5.6 Frederic Simonin, 25, rue Bayen in the 17th (Metro: Ternes), 01.45.74.74.74, closed Sundays and Mondays, opened only three weeks ago and already it's garnered good marks from the critics and my pals/sources, albeit all have said that while the 38 E lunch is "adorable," the carte at 60-90 E is "vindictive" (Rubin.) One friend/chef told me straight out it was a poor prix-qualite, esp compared with Regalade.
So it wasn't as if I went with my eyes wide shut. Indeed from the front one sees almost no indication of what it is and on entering I was struck with the stark metal decor, bordering on cold and sterile. (And I smelled paint again, do I have olfactory hallucinations?)
Our amuse was a shot glass of pureed foie gras, quite nice.
I had warned my critic-friend that no matter what, we were ordering the "menu" and the "Waldo" of wines and luckily both were acceptable to us both - the carte the day we ate there ranged from the most cheap (57 E) to the most precious (110 E).
I started with a pretty good petit-pois soup poured from a cool, giant beaker while his layered egg and mushroom mush appeared in an equally cool two-piece glass holder.
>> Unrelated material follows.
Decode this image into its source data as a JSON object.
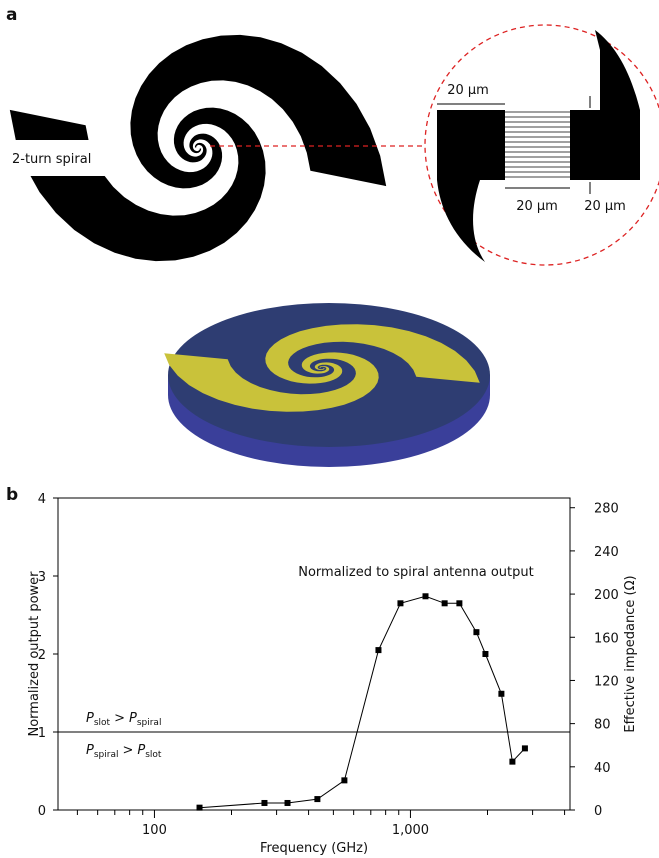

So far so good. Begin to think Colette might like this place.
I have ris and rognons de veau with asparagus tips in a quite good sauce, OK, but no barns are burning down; while he had a piece of barbue (brill), also quite well cooked but not spectacular. I'm beginning to think while good, this place lacks something.
I then had a pineapple clafoutis with ice cream and he had the strawberries with a basil ice in the same two-piece glass thing he got for his entree. Now I think I've got it. The food, is, like the decor, expensive, well-done but lacks passion/warmth.
With coffee (generously doubled and offered ristretto, cappucino, etc, by our Italian wait-guy), the house water and a bottle of wine, our bill was 108.20 E.
Go? Well, if it's any hint, I decided not to make a reservation for Colette's next visit. There was nothing wrong, I can see where the 3 hearts or 3 dots come from, but I personally much prefer Doucet's passion to Simonin's rectitude.